This is, in fact, a reply to a comment made by Rolan the Datapimp (of Orkut mapping fame) in the “below thread”:http://alex.halavais.net/news/archives/000789.html. Go read that first, if you haven’t already.
First, I want to thank both Alan and Rolan for great comments. It will give us a nice set of things to discuss in my seminar tomorrow when we talk about ethical issues surrounding scraping.
Rolan: I tend to agree with you about people basically providing information in a quasi-public manner. I suppose your argument that it was kept within Orkut would be stronger if you provided only access to bona fide members, but even then, I think that particular issue is less important. Dissemination, say, in an academic journal could be relatively limited (to several thousand, or hundred), but always with the potential of wide public consumption.
Let’s take your example of the “sex convention taking place at the Javitts center.” (Why don’t I ever get invited to the interesting conferences!?) Your implication here, I think, is that it is a large public gathering, and therefore different rules apply. It is not, for example, a workshop for breast cancer survivors for 80 people. In the latter case, it seems that collecting and disseminating the data would be particularly invasive. But what if you were a journalist, and went to the sex conference, where there were 25 or 30 thousand people all wearing name tags. Couldn’t you write them down?
Or, to keep with the metaphor, couldn’t you set up a camera at the front door and automatically photograph each person that came in, so you had a collected database of each of the attendees. The answer to the latter question is “probably not.” If you did this, they would send a couple of guys over to remove you, and remind you that photographs are not allowed at the conference.

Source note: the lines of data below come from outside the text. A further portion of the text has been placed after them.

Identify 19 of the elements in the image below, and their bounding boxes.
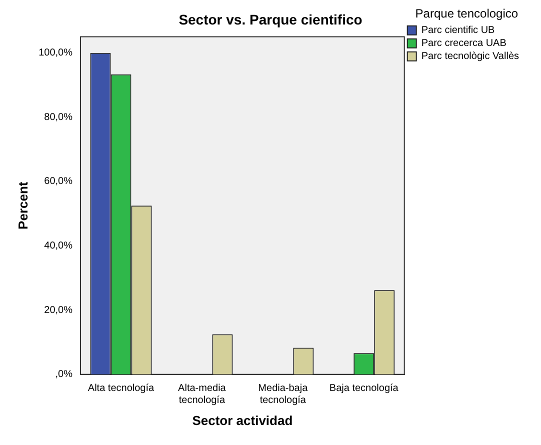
y-tick-label: 100,0% [38, 48, 73, 59]
y-tick-label: 20,0% [44, 304, 73, 316]
legend-label: Parc cientific UB [421, 25, 496, 36]
x-axis-title: Sector actividad [192, 412, 293, 428]
y-tick-label: 40,0% [44, 240, 73, 252]
y-tick-label: 60,0% [44, 176, 73, 188]
chart-title: Sector vs. Parque cientifico [178, 11, 362, 28]
legend-label: Parc tecnològic Vallès [421, 51, 520, 62]
y-axis-title: Percent [15, 181, 30, 230]
category-label: Alta-media [178, 383, 226, 394]
category-label: tecnología [178, 395, 226, 406]
category-label: Baja tecnología [329, 383, 398, 394]
y-tick-label: ,0% [55, 369, 73, 380]
legend-label: Parc crecerca UAB [421, 38, 507, 50]
category-label: Media-baja [258, 383, 308, 394]
legend-title: Parque tencologico [415, 6, 518, 20]
category-label: tecnología [260, 395, 306, 406]
category-label: Alta tecnología [88, 383, 154, 394]
y-tick-label: 80,0% [44, 112, 73, 123]
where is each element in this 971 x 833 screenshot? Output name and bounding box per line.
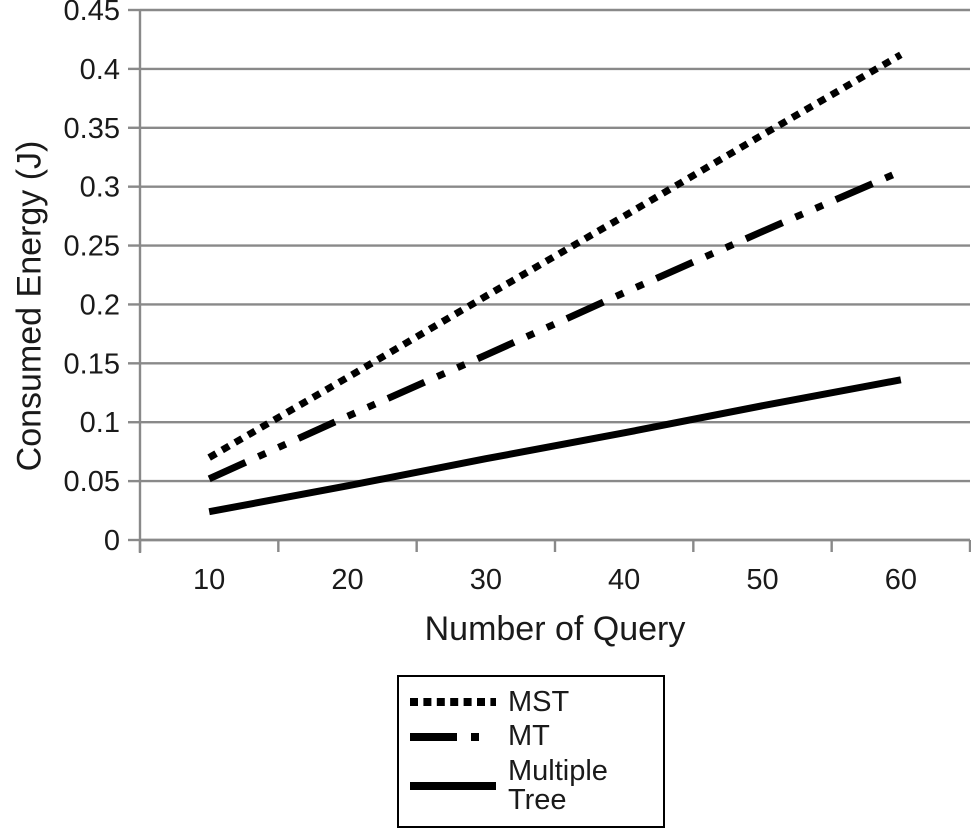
y-axis-title: Consumed Energy (J) — [10, 140, 49, 472]
x-tick-label: 10 — [193, 564, 225, 596]
x-axis-title: Number of Query — [424, 610, 686, 648]
series-line-multiple-tree — [208, 376, 902, 516]
legend-item-mt: MT — [409, 722, 657, 751]
x-tick-label: 40 — [608, 564, 640, 596]
y-tick-label: 0.15 — [64, 348, 120, 380]
series-line-mst — [207, 51, 903, 461]
legend-label-multiple-tree: Multiple Tree — [508, 755, 608, 817]
legend-item-multiple-tree: Multiple Tree — [409, 757, 657, 815]
x-tick-label: 50 — [746, 564, 778, 596]
y-tick-label: 0 — [104, 525, 120, 557]
y-tick-label: 0.4 — [80, 54, 120, 86]
legend-label-mst: MST — [508, 685, 570, 718]
y-tick-label: 0.3 — [80, 172, 120, 204]
legend-item-mst: MST — [409, 685, 657, 718]
mt-dash-dot-line-swatch-icon — [410, 732, 496, 741]
x-tick-label: 30 — [470, 564, 502, 596]
y-tick-label: 0.45 — [64, 0, 120, 27]
legend-box: MST MT Multiple Tree — [397, 675, 665, 828]
mst-dotted-line-swatch-icon — [410, 698, 496, 707]
multiple-tree-solid-line-swatch-icon — [410, 782, 496, 791]
y-tick-label: 0.25 — [64, 231, 120, 263]
x-tick-label: 60 — [885, 564, 917, 596]
y-tick-label: 0.35 — [64, 113, 120, 145]
y-tick-label: 0.2 — [80, 289, 120, 321]
legend-label-mt: MT — [508, 720, 550, 753]
y-tick-label: 0.1 — [80, 407, 120, 439]
x-tick-label: 20 — [331, 564, 363, 596]
y-tick-label: 0.05 — [64, 466, 120, 498]
series-line-mt — [207, 168, 903, 482]
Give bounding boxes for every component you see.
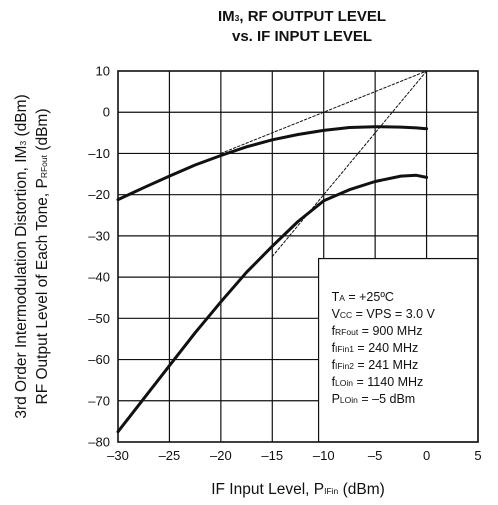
- tick-labels: –30 –25 –20 –15 –10 –5 0 5100–10–20–30–40–50–60…: [88, 64, 481, 464]
- y-axis-label-line-1-sub: 3: [18, 141, 28, 146]
- title-line-1: IM3, RF OUTPUT LEVEL: [218, 8, 386, 25]
- y-tick-label: –80: [88, 435, 110, 450]
- condition-line-1-main: T: [332, 290, 340, 304]
- x-axis-label-text-rest: (dBm): [338, 481, 385, 498]
- x-axis-label-text: IF Input Level, PIFin (dBm): [211, 481, 385, 498]
- y-tick-label: –70: [88, 393, 110, 408]
- y-tick-label: 0: [103, 105, 110, 120]
- x-tick-label: –5: [368, 448, 382, 463]
- chart-title: IM3, RF OUTPUT LEVEL vs. IF INPUT LEVEL: [218, 8, 386, 45]
- condition-line-4: fIFin1 = 240 MHz: [332, 341, 419, 355]
- condition-line-2-main: V: [332, 307, 341, 321]
- condition-line-6-sub: LOin: [335, 378, 353, 388]
- y-tick-label: –30: [88, 228, 110, 243]
- condition-line-7-main: P: [332, 392, 340, 406]
- y-tick-label: –40: [88, 270, 110, 285]
- y-tick-label: –50: [88, 311, 110, 326]
- x-tick-label: 5: [474, 448, 481, 463]
- condition-line-5: fIFin2 = 241 MHz: [332, 358, 419, 372]
- condition-line-6-main: f: [332, 375, 336, 389]
- condition-line-4-rest: = 240 MHz: [354, 341, 418, 355]
- y-tick-label: –10: [88, 146, 110, 161]
- condition-line-6: fLOin = 1140 MHz: [332, 375, 424, 389]
- condition-line-7-sub: LOin: [340, 395, 358, 405]
- condition-line-5-sub: IFin2: [335, 361, 354, 371]
- plot-frame: [117, 70, 479, 443]
- y-tick-label: –20: [88, 187, 110, 202]
- title-line-1-main: IM: [218, 8, 235, 25]
- y-axis-label-line-2: RF Output Level of Each Tone, PRFout (dB…: [34, 109, 51, 405]
- x-axis-label-text-main: IF Input Level, P: [211, 481, 324, 498]
- series-line-3: [220, 70, 428, 154]
- condition-line-7: PLOin = –5 dBm: [332, 392, 416, 406]
- series-line-2: [116, 173, 429, 434]
- condition-line-6-rest: = 1140 MHz: [353, 375, 423, 389]
- condition-line-3: fRFout = 900 MHz: [332, 324, 423, 338]
- x-tick-label: –30: [107, 448, 129, 463]
- condition-line-1-sub: A: [339, 293, 345, 303]
- y-tick-label: –60: [88, 352, 110, 367]
- y-axis-label-line-2-sub: RFout: [39, 154, 49, 178]
- title-line-2: vs. IF INPUT LEVEL: [232, 28, 372, 45]
- condition-line-1-rest: = +25ºC: [345, 290, 394, 304]
- x-tick-label: –20: [210, 448, 232, 463]
- conditions-box-rect: [317, 257, 479, 443]
- condition-line-3-main: f: [332, 324, 336, 338]
- condition-line-2-rest: = VPS = 3.0 V: [352, 307, 435, 321]
- x-tick-label: –15: [261, 448, 283, 463]
- y-tick-label: 10: [96, 64, 110, 79]
- condition-line-3-sub: RFout: [335, 327, 359, 337]
- title-line-1-rest: , RF OUTPUT LEVEL: [239, 8, 386, 25]
- x-axis-label-text-sub: IFin: [324, 486, 338, 496]
- condition-line-2-sub: CC: [340, 310, 352, 320]
- conditions-box: [317, 257, 479, 443]
- condition-line-3-rest: = 900 MHz: [358, 324, 422, 338]
- x-tick-label: –25: [159, 448, 181, 463]
- y-axis-label-line-1: 3rd Order Intermodulation Distortion, IM…: [13, 94, 30, 418]
- series-line-4: [271, 70, 428, 257]
- title-line-2-main: vs. IF INPUT LEVEL: [232, 28, 372, 45]
- y-axis-label-line-2-rest: (dBm): [34, 109, 51, 156]
- x-axis-label: IF Input Level, PIFin (dBm): [211, 481, 385, 498]
- condition-line-5-rest: = 241 MHz: [354, 358, 418, 372]
- y-axis-label: 3rd Order Intermodulation Distortion, IM…: [13, 94, 51, 418]
- condition-line-1: TA = +25ºC: [332, 290, 394, 304]
- y-axis-label-line-1-rest: (dBm): [13, 94, 30, 141]
- x-tick-label: –10: [313, 448, 335, 463]
- condition-line-7-rest: = –5 dBm: [358, 392, 415, 406]
- title-line-1-sub: 3: [235, 13, 240, 23]
- condition-line-4-sub: IFin1: [335, 344, 354, 354]
- condition-line-5-main: f: [332, 358, 336, 372]
- condition-line-2: VCC = VPS = 3.0 V: [332, 307, 436, 321]
- condition-line-4-main: f: [332, 341, 336, 355]
- data-series: [116, 70, 429, 434]
- y-axis-label-line-1-main: 3rd Order Intermodulation Distortion, IM: [13, 146, 30, 419]
- x-tick-label: 0: [423, 448, 430, 463]
- y-axis-label-line-2-main: RF Output Level of Each Tone, P: [34, 178, 51, 404]
- series-line-1: [116, 125, 429, 202]
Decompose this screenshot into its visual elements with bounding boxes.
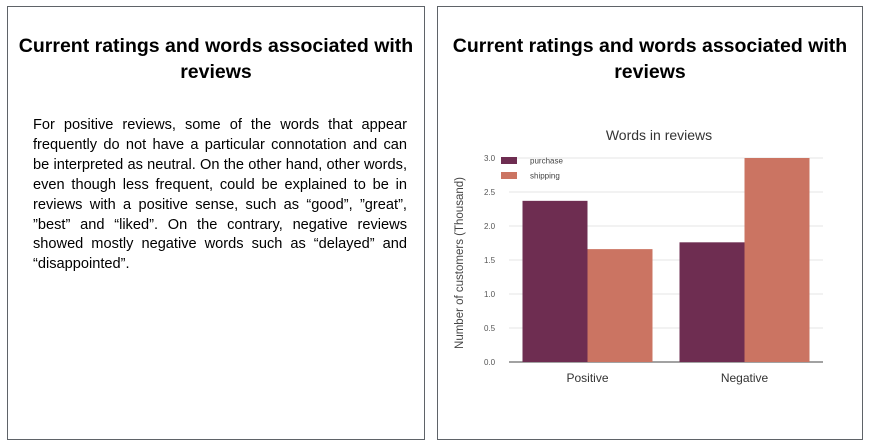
bar-shipping-negative bbox=[744, 158, 810, 362]
chart-title: Words in reviews bbox=[606, 127, 712, 143]
words-in-reviews-chart: Words in reviews Number of customers (Th… bbox=[454, 127, 823, 385]
bar-shipping-positive bbox=[587, 249, 653, 362]
left-slide: Current ratings and words associated wit… bbox=[7, 6, 425, 440]
legend-swatch-purchase bbox=[501, 157, 517, 164]
y-tick-label: 2.0 bbox=[484, 222, 496, 231]
left-slide-title: Current ratings and words associated wit… bbox=[18, 35, 414, 83]
bar-purchase-positive bbox=[522, 200, 588, 362]
x-tick-label: Negative bbox=[721, 371, 769, 385]
bar-purchase-negative bbox=[679, 242, 745, 362]
legend-swatch-shipping bbox=[501, 172, 517, 179]
legend-label-purchase: purchase bbox=[530, 157, 563, 166]
y-tick-label: 1.5 bbox=[484, 256, 496, 265]
y-tick-label: 3.0 bbox=[484, 154, 496, 163]
right-slide: Current ratings and words associated wit… bbox=[437, 6, 863, 440]
y-tick-label: 2.5 bbox=[484, 188, 496, 197]
left-slide-body-text: For positive reviews, some of the words … bbox=[33, 117, 407, 273]
y-tick-label: 0.5 bbox=[484, 324, 496, 333]
legend-label-shipping: shipping bbox=[530, 172, 560, 181]
y-axis-label: Number of customers (Thousand) bbox=[454, 177, 466, 349]
x-tick-label: Positive bbox=[566, 371, 608, 385]
y-tick-label: 0.0 bbox=[484, 358, 496, 367]
right-slide-title: Current ratings and words associated wit… bbox=[452, 35, 848, 83]
y-tick-label: 1.0 bbox=[484, 290, 496, 299]
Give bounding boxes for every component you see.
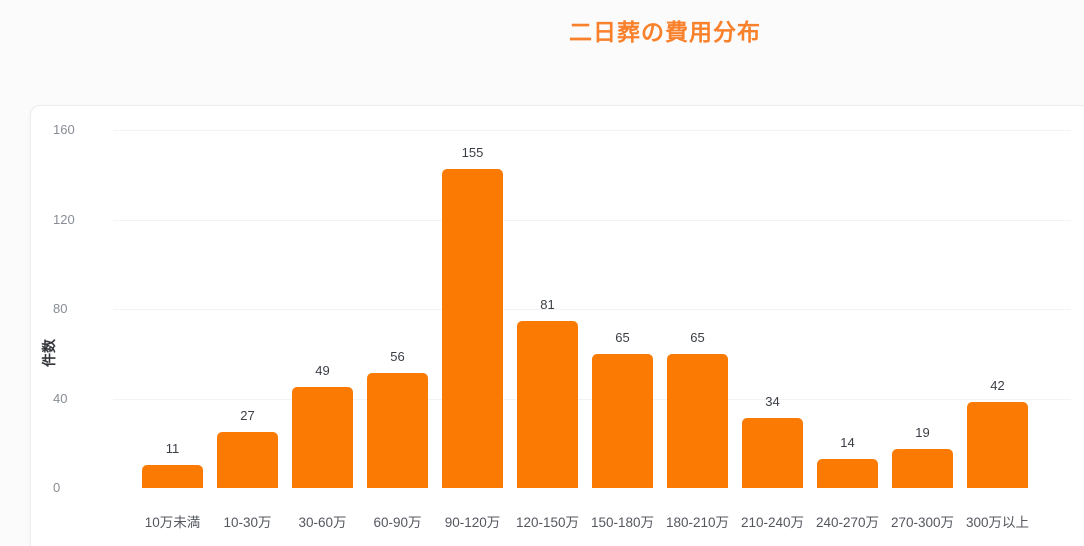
- bar-value-label: 34: [765, 394, 780, 409]
- bar-value-label: 14: [840, 435, 855, 451]
- y-tick-label: 40: [53, 390, 68, 406]
- x-tick-label: 300万以上: [965, 515, 1030, 530]
- bar: [592, 354, 653, 488]
- bar: [442, 168, 503, 488]
- bar: [367, 372, 428, 488]
- bar: [742, 418, 803, 488]
- chart-title: 二日葬の費用分布: [569, 19, 761, 45]
- gridline: [113, 309, 1071, 310]
- bar: [817, 459, 878, 488]
- x-tick-label: 210-240万: [740, 515, 805, 530]
- bar: [967, 401, 1028, 488]
- bar: [517, 321, 578, 488]
- bar-value-label: 65: [615, 330, 630, 346]
- x-tick-label: 240-270万: [815, 515, 880, 530]
- y-axis-title: 件数: [41, 339, 57, 367]
- x-tick-label: 10万未満: [144, 515, 201, 530]
- bar-value-label: 11: [165, 441, 180, 457]
- bar-chart: 件数 0 40 80 120 160 11 10万未満 27 10-30万 49 30-60万 56 6…: [31, 106, 1084, 546]
- x-tick-label: 90-120万: [444, 515, 501, 530]
- bar: [142, 465, 203, 488]
- x-tick-label: 180-210万: [665, 515, 730, 530]
- bar-value-label: 56: [390, 348, 405, 364]
- y-tick-label: 160: [53, 122, 75, 137]
- x-tick-label: 120-150万: [515, 515, 580, 530]
- bar: [217, 432, 278, 488]
- page: 二日葬の費用分布 件数 0 40 80 120 160 11 10万未満 27 10-30万 49…: [0, 13, 1084, 546]
- bar-value-label: 19: [915, 424, 930, 440]
- x-tick-label: 150-180万: [590, 515, 655, 530]
- bar: [292, 387, 353, 488]
- y-tick-label: 80: [53, 301, 68, 316]
- bar-value-label: 42: [990, 377, 1005, 393]
- x-tick-label: 60-90万: [373, 515, 422, 530]
- bar: [667, 354, 728, 488]
- bar-value-label: 155: [461, 144, 484, 160]
- bar-value-label: 27: [240, 408, 255, 424]
- x-tick-label: 270-300万: [890, 515, 955, 530]
- y-tick-label: 120: [53, 211, 75, 227]
- bar-value-label: 65: [690, 330, 705, 346]
- gridline: [113, 130, 1071, 131]
- y-tick-label: 0: [53, 480, 61, 495]
- bar-value-label: 81: [540, 297, 555, 313]
- gridline: [113, 219, 1071, 221]
- bar: [892, 448, 953, 488]
- x-tick-label: 10-30万: [223, 515, 272, 530]
- chart-card: 件数 0 40 80 120 160 11 10万未満 27 10-30万 49 30-60万 56 6…: [30, 105, 1084, 546]
- x-tick-label: 30-60万: [298, 515, 347, 530]
- bar-value-label: 49: [315, 363, 330, 379]
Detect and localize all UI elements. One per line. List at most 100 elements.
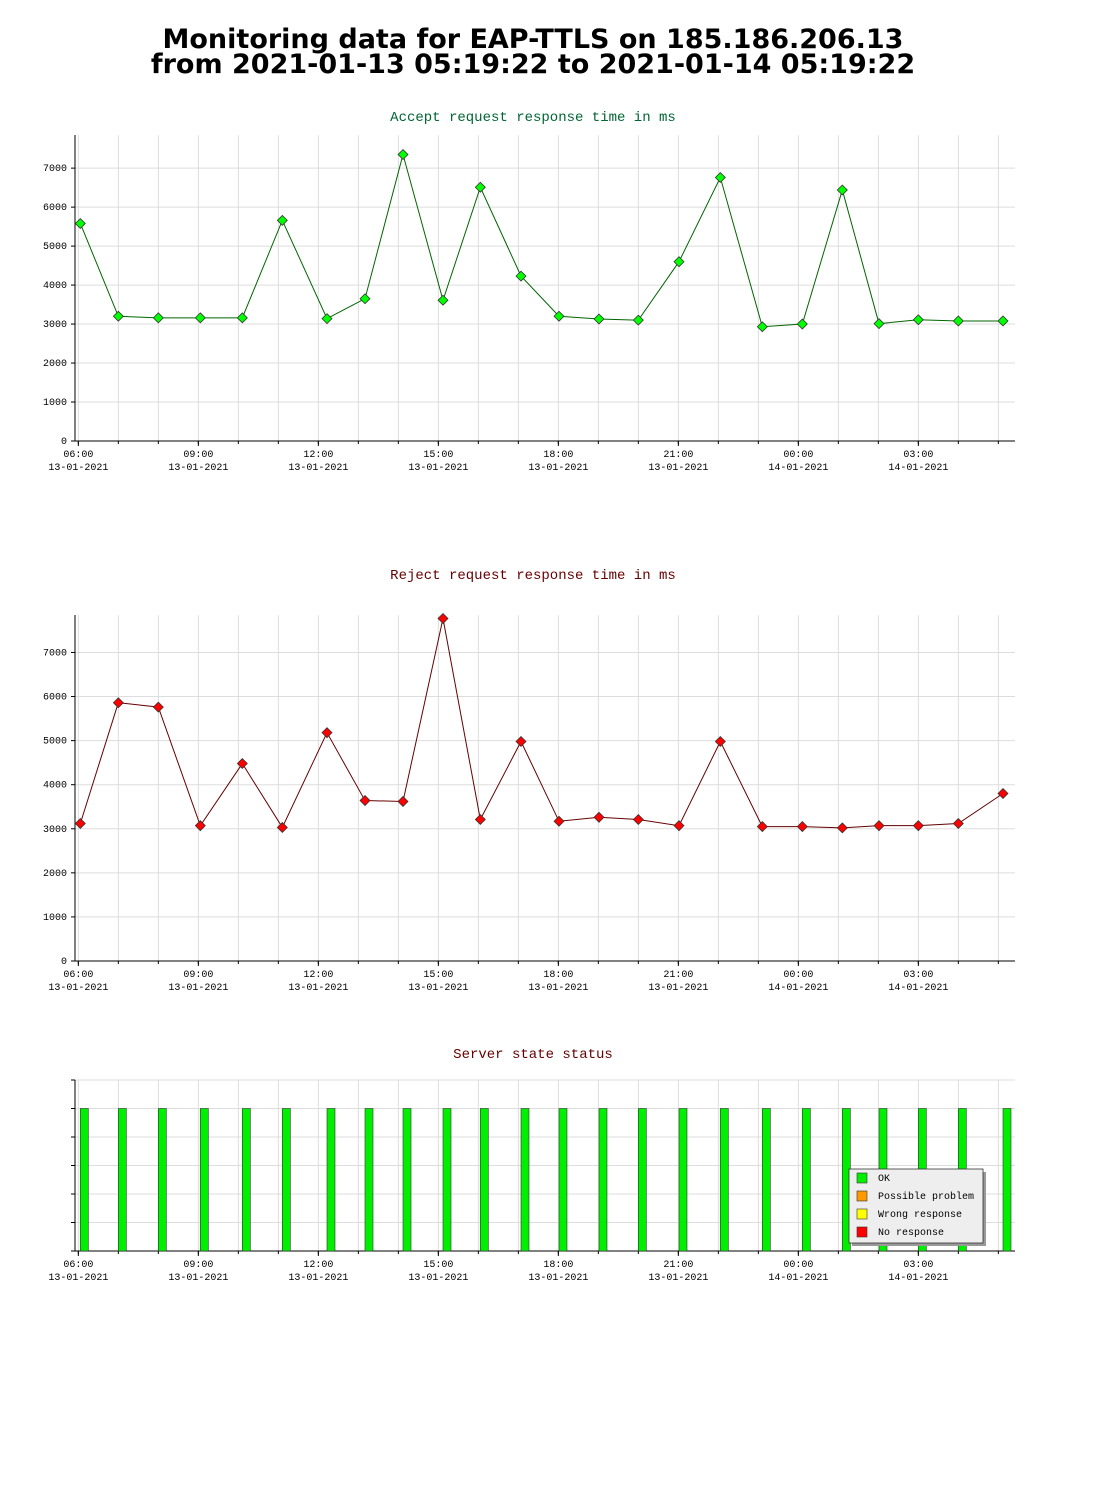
y-tick-label: 5000 xyxy=(43,242,67,253)
x-tick-label: 03:00 xyxy=(903,970,933,981)
data-point xyxy=(112,697,124,709)
y-tick-label: 7000 xyxy=(43,648,67,659)
data-point xyxy=(397,148,409,161)
y-tick-label: 2000 xyxy=(43,359,67,370)
y-tick-label: 1000 xyxy=(43,913,67,924)
data-point xyxy=(673,820,685,832)
page-title: Monitoring data for EAP-TTLS on 185.186.… xyxy=(163,24,904,55)
data-point xyxy=(593,811,605,823)
data-point xyxy=(553,310,565,322)
x-tick-label: 06:00 xyxy=(63,450,93,461)
x-tick-label: 03:00 xyxy=(903,1260,933,1271)
x-tick-date: 13-01-2021 xyxy=(648,983,708,994)
x-tick-label: 21:00 xyxy=(663,1260,693,1271)
data-point xyxy=(359,293,371,305)
x-tick-date: 14-01-2021 xyxy=(768,1273,828,1284)
x-tick-label: 12:00 xyxy=(303,1260,333,1271)
legend-label: No response xyxy=(878,1228,944,1239)
data-point xyxy=(112,310,124,322)
y-tick-label: 0 xyxy=(61,957,67,968)
data-point xyxy=(236,758,248,770)
legend-label: OK xyxy=(878,1174,890,1185)
legend-box xyxy=(848,1168,984,1244)
data-point xyxy=(593,313,605,325)
x-tick-label: 15:00 xyxy=(423,1260,453,1271)
legend-swatch xyxy=(856,1226,868,1238)
x-tick-date: 13-01-2021 xyxy=(408,463,468,474)
data-point xyxy=(152,312,164,324)
x-tick-label: 18:00 xyxy=(543,970,573,981)
status-bar xyxy=(598,1108,608,1252)
data-point xyxy=(836,822,848,834)
data-point xyxy=(515,270,527,282)
page-title: from 2021-01-13 05:19:22 to 2021-01-14 0… xyxy=(151,49,915,80)
data-point xyxy=(515,735,527,748)
status-bar xyxy=(118,1108,127,1252)
data-point xyxy=(756,821,768,833)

And that’s where the problem exists. I am not alone in thinking that the Terms of Service are crap. They are asking you to provide personal data, but requiring that you not scrape that data from the site. This is the equivalent of the “no photography” rule. And, although you (Rolan) never note how you got the data, it is presumed that it was not a gift from the Google people.
As I originally noted, I think it would be appropriate for Google/Orkut to provide this data to researchers, in the same way that a convention might allow a photographer to take pictures as long as it wasn’t for nefarious purposes. What sort of purposes? The obvious answer there is highly directed spam–in both the metaphorical case and the actual case of Orkut.
So the problem I have — and it isn’t really with Rolan: as Alan says, I am jealous of the freedom he has — is whether the ToS should apply to me, if my purposes are research. The problem has both an ethical dimension (should I be doing this? is the potential harm in doing so greater than the potential good? or, in a non-utilitarian form, is there an absolute prohibition because people have a reasonable expectation that this will not occur), a practical issue (will this pass muster with IRB? is this a violation of accepted research standards such as the ethical standards promulgated by the Association of Internet Researchers [pdf] and the research community at large?), and a legal question (are Orkut’s terms of service with regard to collecting data enforceable?).
This problem is exacerbated by the fact that the instrument of my collection, rather than the collection itself, is the target of the prohibition. Again, I could pay a few students minimum wage to record this data manually. Would that be acceptable? What if I had them sit in a lab and hit each page, saving a local copy? This would appear exactly the same as a scraper to Orkut, and would yield exactly the same results, but would presumably be acceptable.
It turns out that this is roughly how I will be using the data for an upcoming research project. It will have a level of opt-in-ness from the participants, and will abide by the ToS, and will be reviewed by the IRB. I am still toying, however, with the idea that I may be able to use data from Orkut directly. Alan says it’s a clear “no,” but I think it’s a fuzzy no. One way to clear this up, frankly, would be to survey Orkut users to inquire as to their “expectation of privacy.” If it could be shown that members of the community expect their data to be used in such ways, then I think we could use the data more freely. I would expect that they approve of Rolan’s very cool work, and would not approve of a spammer using it. If we can show that this is a broad expectation, I think our use of the data would be acceptable to an IRB. Not sure how they would handle the ToS, though.